La responsabilité oblige de définir la loi non pas à proportion du délit ou du crime, mais bien plus en disproportion assumée, car celui qui pollue la société de son incivilité est un adversaire de la liberté, car il en fait un usage fallacieux, pour abuser ses égaux, pour tromper ses clients, pour exercer une domination. Il faut jeter nos codes et réécrire quelques textes principiels simples et suffisants avec l’assentiment référendaire du peuple souverain. Le souverain est royal en ceci qu’il s’applique à lui-même les exigences de sa fonction de souverain : probité, intégrité, loyauté.

De même, il n’existe pas de fonction qui puisse déroger à l’obligation de rendre des comptes à son souverain. La République a créé de toute pièce des îlots de pouvoirs arbitraires et abusifs : les juges en particulier. Il importe de rendre la justice au souverain et de cesser de la déléguer. Les jurés sont la règle, le juge expert l’exception. Et les juges ont des comptes à rendre, parce qu’ils doivent être élus et non pas nommés par un pouvoir soucieux de ces petits arrangements judiciaires.

 Économie à taille humaine et inventions techniques pour l’autonomie locale

Nous avons largement paralysé notre pays par des économies de monopoles privés et publics. Il est indispensable de limiter les pouvoirs économiques qui entravent la liberté souveraine des peuples. La loi anti-trust américaine avait pour unique raison de briser ces monopoles qui ont trois conséquences funestes : la position dominante, la corruption de l’appareil d’État et plus encore l’entrave à l’innovation technique et scientifique.

Il est donc indispensable de penser une économie à taille humaine, en brisant tous les groupes monopolistiques, en limitant la taille des entreprises pour que jamais elles n’acquièrent cette position de parasite des libertés politiques. Vrai de la grande distribution, vrai de l’énergie, vrai des télécommunications. Et la reconquête de nos indépendances locales et nationales passe par une souveraineté en forme d’indépendance dans nos capacités de production, récemment bradées et détruites.

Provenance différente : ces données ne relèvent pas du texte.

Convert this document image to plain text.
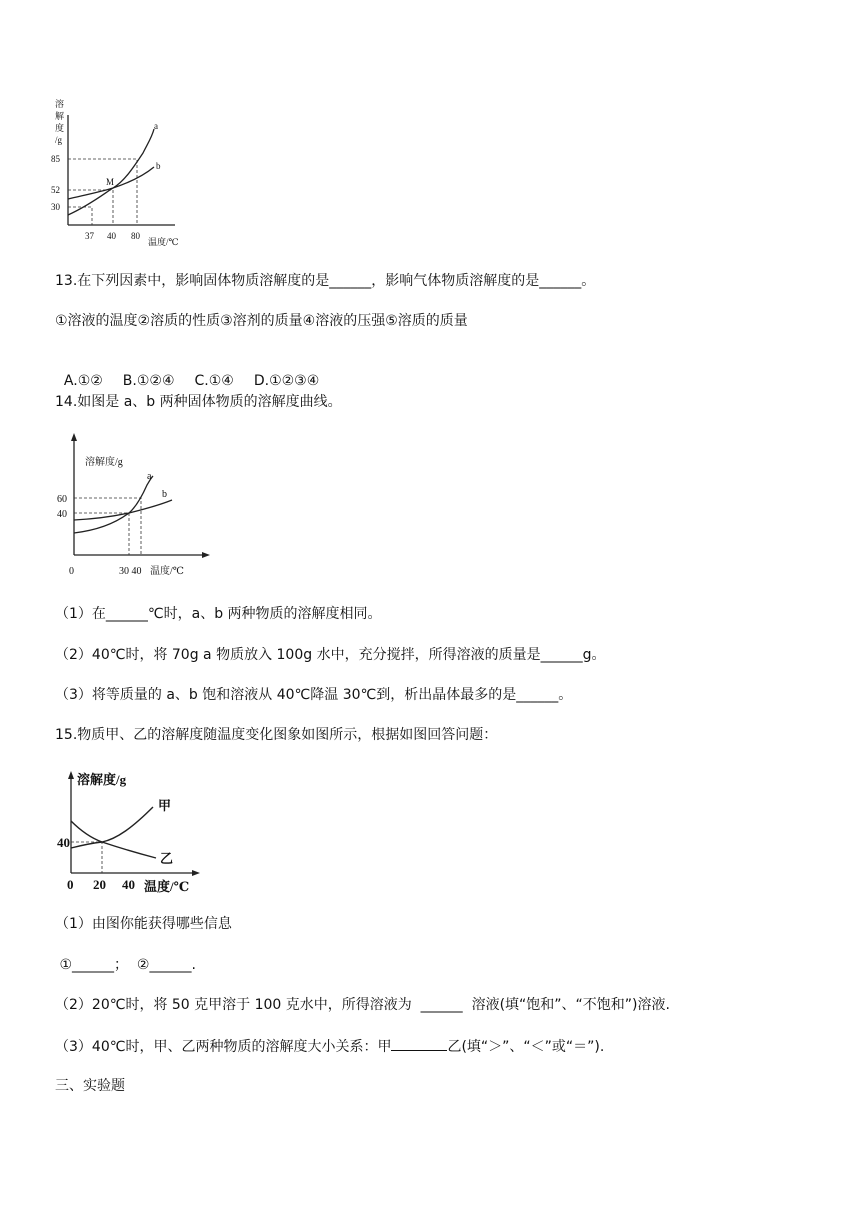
溶
解
度
/g
85
52
30
37 40 80
温度/℃
a
b
M
13.在下列因素中，影响固体物质溶解度的是______，影响气体物质溶解度的是______。
①溶液的温度②溶质的性质③溶剂的质量④溶液的压强⑤溶质的质量

A.①② B.①②④ C.①④ D.①②③④

14.如图是 a、b 两种固体物质的溶解度曲线。
溶解度/g
60
40
0	30 40 温度/℃
a
b
（1）在______℃时，a、b 两种物质的溶解度相同。
（2）40℃时，将 70g a 物质放入 100g 水中，充分搅拌，所得溶液的质量是______g。
（3）将等质量的 a、b 饱和溶液从 40℃降温 30℃到，析出晶体最多的是______。
15.物质甲、乙的溶解度随温度变化图象如图所示，根据如图回答问题：
溶解度/g
40
0 20 40 温度/℃
甲
乙
（1）由图你能获得哪些信息
①______；  ②______.
（2）20℃时，将 50 克甲溶于 100 克水中，所得溶液为  ______  溶液(填“饱和”、“不饱和”)溶液.
（3）40℃时，甲、乙两种物质的溶解度大小关系：甲	乙(填“＞”、“＜”或“＝”).
三、实验题
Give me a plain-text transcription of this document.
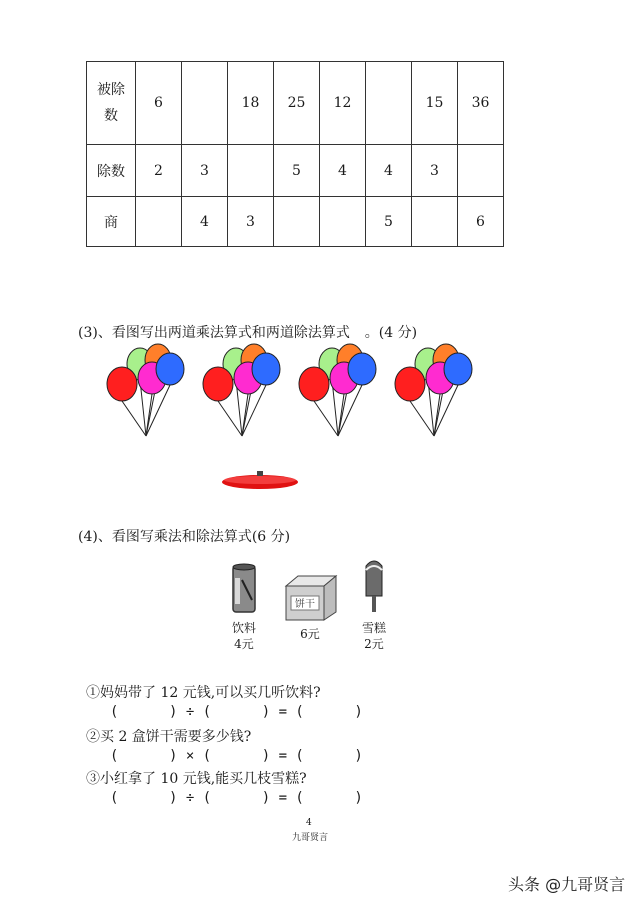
被除数	6		18	25	12		15	36
除数	2	3		5	4	4	3	
商		4	3			5		6
(3)、看图写出两道乘法算式和两道除法算式 。(4 分)
(4)、看图写乘法和除法算式(6 分)
饮料
4元
饼干
6元	雪糕
2元
①妈妈带了 12 元钱,可以买几听饮料?
(      ) ÷ (      ) = (      )
②买 2 盒饼干需要多少钱?
(      ) × (      ) = (      )
③小红拿了 10 元钱,能买几枝雪糕?
(      ) ÷ (      ) = (      )
4
九哥贤言
头条 @九哥贤言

Mais l’enjeu d’une telle révolution économique, c’est de redonner à l’Occident ce qu’il a totalement perdu : l’élan créatif et scientifique, l’élan des entreprises inventives, l’élan des solutions adaptées aux potentialités des territoires et à leur intelligente exploitation. Il est simplement temps de sortir de l’ère des industries mondialisées qui nous mettent en esclavage dans trop de domaines. Cela signifie que le pouvoir économique doit s’organiser autour de collectifs d’entrepreneurs d’un secteur qui ont, eux aussi, à rendre des comptes au souverain sur leur utilité, leurs services, la valeur de leurs actions, l’emploi, au niveau local et national.

Je m’arrête là, mais il faut urgemment se libérer les méninges de ce fatras de certitudes technocratiques qui ont momifié nos sociétés au prix fort. La conquête d’une nouvelle manière de faire le politique nous appartient. La liberté, c’est l’action, non la soumission, la dépendance ou l’obéissance servile. Si les lecteurs trouvent un intérêt à cet article, je continuerai.